A apresentação dos canadenses ocorreu em junho do ano passado, numa reunião anual de analistas ligados a agências de espionagem de cinco países. O grupo, chamado de Five Eyes (Cinco Olhos), é composto por Estados Unidos, Inglaterra, Canadá, Austrália e Nova Zelândia. De acordo com o “Fantástico”, Snowden estava
nesta conferência.

Não há indicações, no entanto, do período em que as comunicações do ministério foram mapeadas. De acordo com a reportagem, os canadenses conseguiram, inclusive, monitorar comunicações em VPNs, redes consideradas seguras por utilizar tecnologia on-line semelhante à dos bancos. No ministério transitam dados sobre mineração, petróleo e energia elétrica.
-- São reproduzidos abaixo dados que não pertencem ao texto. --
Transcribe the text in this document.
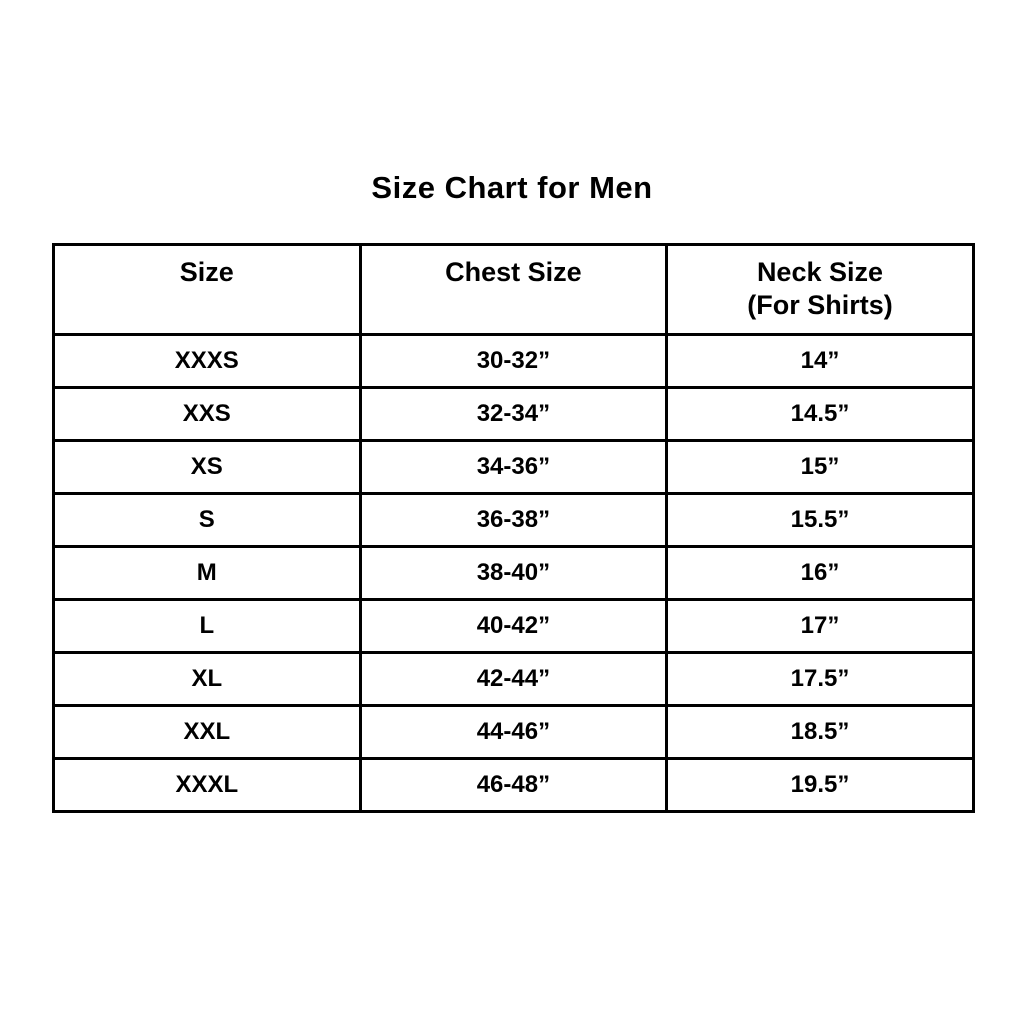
Size Chart for Men
Size	Chest Size	Neck Size
(For Shirts)

XXXS	30-32”	14”
XXS	32-34”	14.5”
XS	34-36”	15”
S	36-38”	15.5”
M	38-40”	16”
L	40-42”	17”
XL	42-44”	17.5”
XXL	44-46”	18.5”
XXXL	46-48”	19.5”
O Canadá é um dos maiores produtores mundiais de energia (petróleo e elétrica) do mundo e sede de algumas das maiores empresas de mineração.

Espionagem começa com dados simples


A apresentação indica o passo a passo do funcionamento de um programa, chamado Olympia, e como ele mapeia as comunicações de um alvo — no caso, o Ministério de Minas e Energia do Brasil. De acordo com o relato feito na reunião anual, a quebra de sigilo, embora seja obtida com uma complexa rede de dados e cruzamentos, inicia-se com duas informações simples: um número de telefone e um domínio de internet, no caso, @mme.gov.br.
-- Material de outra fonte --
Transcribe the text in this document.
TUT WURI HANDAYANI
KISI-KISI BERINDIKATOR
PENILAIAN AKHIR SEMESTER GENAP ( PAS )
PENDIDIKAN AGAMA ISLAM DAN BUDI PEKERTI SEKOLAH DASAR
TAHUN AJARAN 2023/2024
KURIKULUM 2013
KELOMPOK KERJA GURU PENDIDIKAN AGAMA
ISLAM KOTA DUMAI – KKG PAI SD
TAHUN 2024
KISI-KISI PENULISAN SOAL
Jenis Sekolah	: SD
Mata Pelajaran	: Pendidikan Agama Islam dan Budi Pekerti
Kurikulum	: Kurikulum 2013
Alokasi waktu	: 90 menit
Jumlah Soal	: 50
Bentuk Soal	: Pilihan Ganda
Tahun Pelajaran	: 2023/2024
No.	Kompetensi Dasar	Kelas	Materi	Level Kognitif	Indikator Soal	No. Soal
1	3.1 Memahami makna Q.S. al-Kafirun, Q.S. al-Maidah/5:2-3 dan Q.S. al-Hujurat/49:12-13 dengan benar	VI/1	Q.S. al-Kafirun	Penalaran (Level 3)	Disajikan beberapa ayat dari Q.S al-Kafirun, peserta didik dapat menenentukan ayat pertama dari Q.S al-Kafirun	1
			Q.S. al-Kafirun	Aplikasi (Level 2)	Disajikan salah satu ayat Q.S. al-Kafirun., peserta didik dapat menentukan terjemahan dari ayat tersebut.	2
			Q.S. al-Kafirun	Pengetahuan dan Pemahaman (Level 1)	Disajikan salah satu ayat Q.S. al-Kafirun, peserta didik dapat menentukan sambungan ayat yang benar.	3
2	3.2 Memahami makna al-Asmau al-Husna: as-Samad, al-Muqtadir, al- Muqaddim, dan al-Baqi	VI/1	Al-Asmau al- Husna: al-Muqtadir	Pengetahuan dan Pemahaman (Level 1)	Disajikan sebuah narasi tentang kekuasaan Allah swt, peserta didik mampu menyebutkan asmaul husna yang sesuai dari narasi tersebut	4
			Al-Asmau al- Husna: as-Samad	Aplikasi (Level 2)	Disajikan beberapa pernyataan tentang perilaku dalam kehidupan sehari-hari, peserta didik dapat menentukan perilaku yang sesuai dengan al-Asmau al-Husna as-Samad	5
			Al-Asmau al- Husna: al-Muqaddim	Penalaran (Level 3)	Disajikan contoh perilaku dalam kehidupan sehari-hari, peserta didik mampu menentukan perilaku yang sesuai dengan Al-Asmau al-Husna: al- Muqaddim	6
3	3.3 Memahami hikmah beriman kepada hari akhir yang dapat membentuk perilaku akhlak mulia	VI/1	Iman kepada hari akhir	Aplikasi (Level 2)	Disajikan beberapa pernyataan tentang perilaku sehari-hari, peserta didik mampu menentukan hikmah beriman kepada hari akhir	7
Com o programa, os espiões conseguem fazer uma varredura nas comunicações do ministério, indicando as ligações feitas, os números e os modelos de aparelho utilizados. Também rastreia comunicações por computador, inclusive e-mails. Os IPs (sigla em inglês para protocolo de internet ou o “endereço” de cada computador) indicam, por exemplo, que o ministério se comunicou com países como Reino Unido, Canadá, Arábia Saudita, Jordânia, Afeganistão, Irã, África do Sul e Tailândia. Já as ligações mostram contatos com Reino Unido, Equador, Peru, Venezuela, Polônia e Cingapura.
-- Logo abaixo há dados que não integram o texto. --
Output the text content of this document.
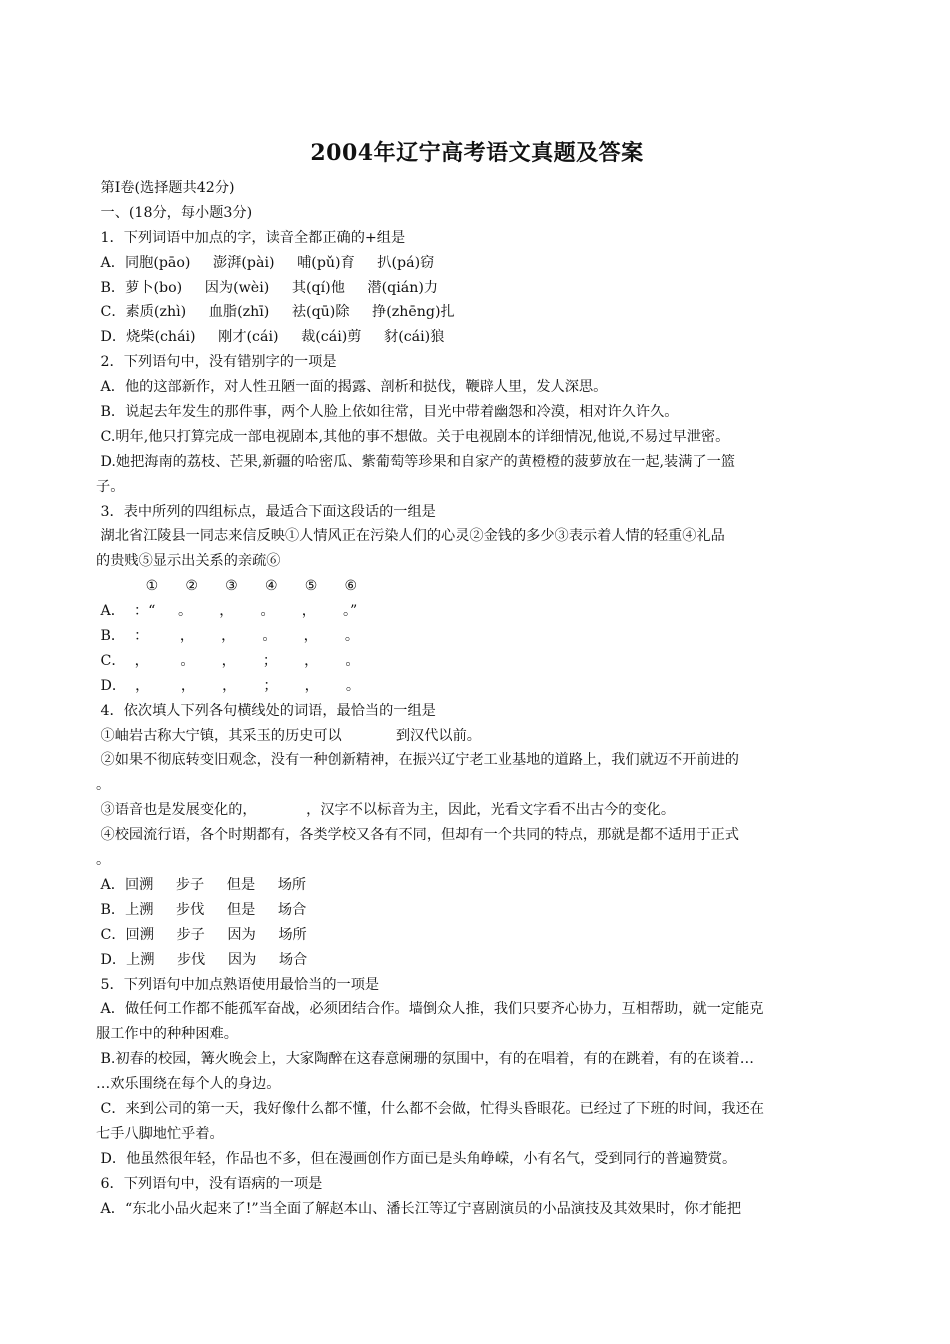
2004年辽宁高考语文真题及答案
第Ⅰ卷(选择题共42分)
一、(18分，每小题3分)
1．下列词语中加点的字，读音全都正确的+组是
A．同胞(pāo)     澎湃(pài)     哺(pǔ)育     扒(pá)窃
B．萝卜(bo)     因为(wèi)     其(qí)他     潜(qián)力
C．素质(zhì)     血脂(zhī)     祛(qū)除     挣(zhēng)扎
D．烧柴(chái)     刚才(cái)     裁(cái)剪     豺(cái)狼
2．下列语句中，没有错别字的一项是
A．他的这部新作，对人性丑陋一面的揭露、剖析和挞伐，鞭辟人里，发人深思。
B．说起去年发生的那件事，两个人脸上依如往常，目光中带着幽怨和冷漠，相对许久许久。
C.明年,他只打算完成一部电视剧本,其他的事不想做。关于电视剧本的详细情况,他说,不易过早泄密。
D.她把海南的荔枝、芒果,新疆的哈密瓜、紫葡萄等珍果和自家产的黄橙橙的菠萝放在一起,装满了一篮
子。
3．表中所列的四组标点，最适合下面这段话的一组是
湖北省江陵县一同志来信反映①人情风正在污染人们的心灵②金钱的多少③表示着人情的轻重④礼品
的贵贱⑤显示出关系的亲疏⑥
①      ②      ③      ④      ⑤      ⑥
A．  ：“     。      ，      。      ，      。”
B．  ：       ，      ，      。      ，      。
C．  ，       。      ，      ；      ，      。
D．  ，       ，      ，      ；      ，      。
4．依次填人下列各句横线处的词语，最恰当的一组是
①岫岩古称大宁镇，其采玉的历史可以            到汉代以前。
②如果不彻底转变旧观念，没有一种创新精神，在振兴辽宁老工业基地的道路上，我们就迈不开前进的
。
③语音也是发展变化的，           ，汉字不以标音为主，因此，光看文字看不出古今的变化。
④校园流行语，各个时期都有，各类学校又各有不同，但却有一个共同的特点，那就是都不适用于正式
。
A．回溯     步子     但是     场所
B．上溯     步伐     但是     场合
C．回溯     步子     因为     场所
D．上溯     步伐     因为     场合
5．下列语句中加点熟语使用最恰当的一项是
A．做任何工作都不能孤军奋战，必须团结合作。墙倒众人推，我们只要齐心协力，互相帮助，就一定能克
服工作中的种种困难。
B.初春的校园，篝火晚会上，大家陶醉在这春意阑珊的氛围中，有的在唱着，有的在跳着，有的在谈着…
…欢乐围绕在每个人的身边。
C．来到公司的第一天，我好像什么都不懂，什么都不会做，忙得头昏眼花。已经过了下班的时间，我还在
七手八脚地忙乎着。
D．他虽然很年轻，作品也不多，但在漫画创作方面已是头角峥嵘，小有名气，受到同行的普遍赞赏。
6．下列语句中，没有语病的一项是
A．“东北小品火起来了!”当全面了解赵本山、潘长江等辽宁喜剧演员的小品演技及其效果时，你才能把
O “Fantástico” identificou o destino de uma dessas ligações: a Organização Latino-Americana de Energia (Olade), sediada no Equador. De acordo com a reportagem, um dos números mapeados foi o do diplomata Paulo Cordeiro, ex-embaixador do Brasil no Canadá, hoje lotado no Departamento de Oriente Médio do Ministério das Relações Exteriores (MRE).

Documento sugere parceria com americanos

Ainda segundo a reportagem, não há qualquer indicação de que o conteúdo das comunicações monitoradas tenha sido acessado. Sabe-se apenas quem falou com quem, quando, onde e por qual meio. Porém, a apresentação traz instruções sobre os próximos passos a serem seguidos pelo grupo de inteligência que assistiu ao encontro.

Entre as indicações está a utilização de um grupo chamado TAO (Taylored Access Operations) — a tropa de elite dos espiões cibernéticos da americana NSA. Ele poderia se valer de um sistema chamado de BPoA, que não pôde ser identificado, para aprofundar o trabalho. O documento ainda sugere análises mais detalhadas dos dados e uma invasão conhecida como “man on the side” (o homem ao lado, numa tradução livre), que consistiria em ter um computador ao lado daquele que foi invadido para copiar seus dados, sem alterá-los.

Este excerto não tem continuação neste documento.